Kids in his town were using trash bags as backpacks. He had a chance to change that, and he did.
Mike Morse is an attorney who lives in Michigan, where he owns and runs a law firm.
“I got a call from a mother who said the day before I gave her daughter the backpack, they were at a store and they literally had to make a decision between pencils and a new outfit for school … they were going without pencils until my backpack came. I get chills and well up with tears,” he said, trailing off.
The things we take for granted…
School supplies are important to kids. As many of us parents know, many kids are given supply lists at the beginning of each school year.

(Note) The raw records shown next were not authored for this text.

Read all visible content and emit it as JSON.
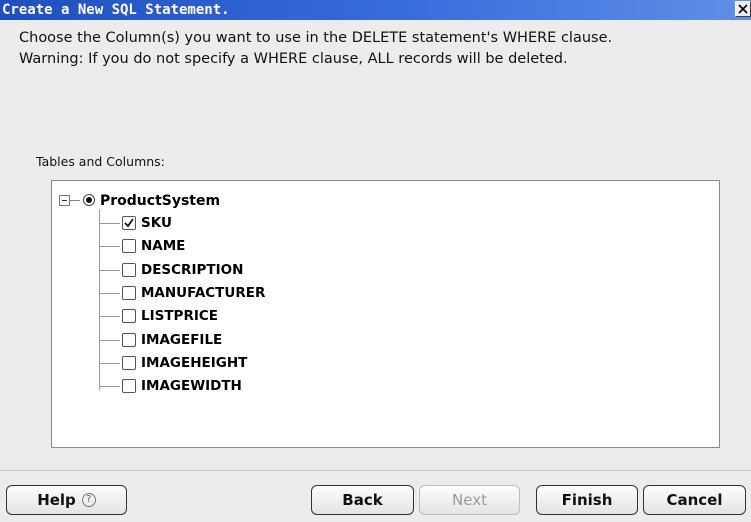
{
  "window": {
    "title": "Create a New SQL Statement.",
    "close_label": "x"
  },
  "instructions": {
    "line1": "Choose the Column(s) you want to use in the DELETE statement's WHERE clause.",
    "line2": "Warning: If you do not specify a WHERE clause, ALL records will be deleted."
  },
  "tree": {
    "label": "Tables and Columns:",
    "root": {
      "name": "ProductSystem",
      "selected": true,
      "expanded": true
    },
    "columns": [
      {
        "name": "SKU",
        "checked": true
      },
      {
        "name": "NAME",
        "checked": false
      },
      {
        "name": "DESCRIPTION",
        "checked": false
      },
      {
        "name": "MANUFACTURER",
        "checked": false
      },
      {
        "name": "LISTPRICE",
        "checked": false
      },
      {
        "name": "IMAGEFILE",
        "checked": false
      },
      {
        "name": "IMAGEHEIGHT",
        "checked": false
      },
      {
        "name": "IMAGEWIDTH",
        "checked": false
      }
    ]
  },
  "buttons": {
    "help": "Help",
    "help_icon": "?",
    "back": "Back",
    "next": "Next",
    "finish": "Finish",
    "cancel": "Cancel"
  }
}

But we don’t always stop to think about what happens to the kids whose families can’t afford to buy the supplies on those lists, especially when that’s the case for at least half the class.
“I have three daughters, and every year we go and get backpacks and supplies,” Morse said. “We take it for granted. My kids get backpacks and supplies, whether they need them or not. I wanted the kids to have that experience. It’s just a fairness thing.”
…even the small things can be so vital.
Morse also included a reusable water bottle in each backpack. He thought of it as just a throw-in item for fun, but he later heard from the teachers that the bottles were actually a big deal. “It’s 90 degrees in the schools that have no A/C,” Morse told me, “and they are all using these water bottles.”
Teachers have said that the backpacks and supplies are really helping to level the playing field for the kids.
In a city where more than half the children live in poverty, an act of kindness like this makes a big difference. And in some schools that benefited from the donations, things are even more dire. Morse told me that one principal said that over 70% of his school’s students live in poverty.
The backpacks aren’t going to fix all the problems in Detroit schools, but the people who work with the kids every day the principals and teachers agree: This is a big deal.